Boston’s Franklin Park
Olmsted, Recreation, and the Modern City
Ethan Carr
Afterword by Gary Hilderbrand
Library of American Landscape History
ISBN: 978-1-952620-38-6 | 208 pages | 8.5 x 10 inches |
$45.00 | Cloth | Published: 10/01/2023 |
116 color and b&w photos and drawings |
Frederick Law Olmsted designed Franklin Park in 1885 as the centerpiece of the Boston park system that later became known as the Emerald Necklace. Often cited with Central Park (1858) and Prospect Park (1865) as one of the three most important “large parks” he designed, Franklin Park was also the most mature expression of Olmsted’s ideas for urban park design and the most expansive and complete pastoral landscape he was able to achieve during his career.
This book is the first full historical treatment of Franklin Park, providing the analysis that confirms its place as one of the great works of nineteenth-century American art. Illuminating the history of the park and its popularity in the early twentieth century, Ethan Carr also describes its decline and the new plans for its renewal, as the City of Boston, working with the surrounding neighborhoods of Roxbury, Dorchester, and Jamaica Plain, commits funding and expertise to assure that Franklin Park continues to improve the lives of the people it was created for.
If Franklin Park is one of Olmsted’s most accomplished designs, it is also one of his least well understood and appreciated. As the park enters a new era of revival, a reconsideration of its origins and history offers timely context for a fresh appraisal of Olmsted’s mature park practice.

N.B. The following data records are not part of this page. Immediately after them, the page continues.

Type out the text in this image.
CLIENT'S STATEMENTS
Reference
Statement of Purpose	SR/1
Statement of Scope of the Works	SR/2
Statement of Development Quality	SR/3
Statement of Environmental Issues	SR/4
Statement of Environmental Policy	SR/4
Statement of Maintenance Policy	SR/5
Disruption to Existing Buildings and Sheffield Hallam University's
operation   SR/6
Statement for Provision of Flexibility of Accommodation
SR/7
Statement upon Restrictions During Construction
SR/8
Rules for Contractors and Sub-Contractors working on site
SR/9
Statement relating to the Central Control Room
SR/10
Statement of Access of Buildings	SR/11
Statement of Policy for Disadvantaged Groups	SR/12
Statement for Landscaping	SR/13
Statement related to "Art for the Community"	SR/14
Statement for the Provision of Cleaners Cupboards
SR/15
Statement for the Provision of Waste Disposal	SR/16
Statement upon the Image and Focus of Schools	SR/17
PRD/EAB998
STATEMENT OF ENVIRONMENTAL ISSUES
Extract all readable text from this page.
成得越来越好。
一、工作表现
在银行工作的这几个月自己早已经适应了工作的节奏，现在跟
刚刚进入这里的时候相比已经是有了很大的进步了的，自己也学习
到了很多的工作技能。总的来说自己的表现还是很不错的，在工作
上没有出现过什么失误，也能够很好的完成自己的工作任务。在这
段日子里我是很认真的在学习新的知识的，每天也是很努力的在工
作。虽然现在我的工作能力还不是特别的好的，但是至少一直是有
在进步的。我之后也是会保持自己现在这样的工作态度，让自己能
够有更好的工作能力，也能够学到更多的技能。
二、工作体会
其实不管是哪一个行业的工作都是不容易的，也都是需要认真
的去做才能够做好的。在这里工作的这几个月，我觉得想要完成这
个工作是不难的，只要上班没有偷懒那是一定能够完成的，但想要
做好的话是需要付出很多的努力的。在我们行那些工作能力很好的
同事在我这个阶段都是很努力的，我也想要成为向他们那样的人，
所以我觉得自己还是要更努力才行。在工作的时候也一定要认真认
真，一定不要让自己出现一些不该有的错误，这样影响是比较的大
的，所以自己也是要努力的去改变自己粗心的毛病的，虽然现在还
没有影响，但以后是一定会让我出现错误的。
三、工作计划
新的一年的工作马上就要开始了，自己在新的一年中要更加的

An afterword by the landscape architect Gary Hilderbrand chronicles the park’s more recent history as a place to gather and celebrate, and to protest social and racial injustices. He describes the goals of the Franklin Park Action Plan, which his Boston-based firm, Reed Hilderbrand, is creating in collaboration with many other consultants. The plan, Hilderbrand writes, will guide the park’s revitalization “as a democratic ground for shared exchange and peaceful engagement, in ways that Olmsted anticipated, and in ways he did not.”
"Unlike social scientists and many historians who stand on the sidelines and study but don’t engage the people and subject matter of their study, Ethan Carr has chosen to wade in and participate as well in the planning and activity of restoring and rehabilitating, and to a degree transforming, the park, working with the community, landscape architects Reed Hildebrand, and the City of Boston. Boston’s Franklin Park is an excellent work of importance."
2023 Victorian Society in America Book Award
About the Author
Ethan Carr
Ethan Carr, FASLA, is professor of landscape architecture at the University of Massachusetts Amherst and an international authority on America’s public landscapes. He is author of Wilderness by Design: Landscape Architecture and the National Park Service, Mission 66: Modernism and the National Park Dilemma, The Greatest Beach: A History of Cape Cod National Seashore, Boston’s Franklin Park: Olmsted, Recreation, and the Modern City, and coauthor of Olmsted and Yosemite: Civil War, Abolition, and the National Park Idea, lead editor of Public Nature: Scenery, History, and Park Design, and coeditor of Volume 8 of The Papers of Frederick Law Olmsted.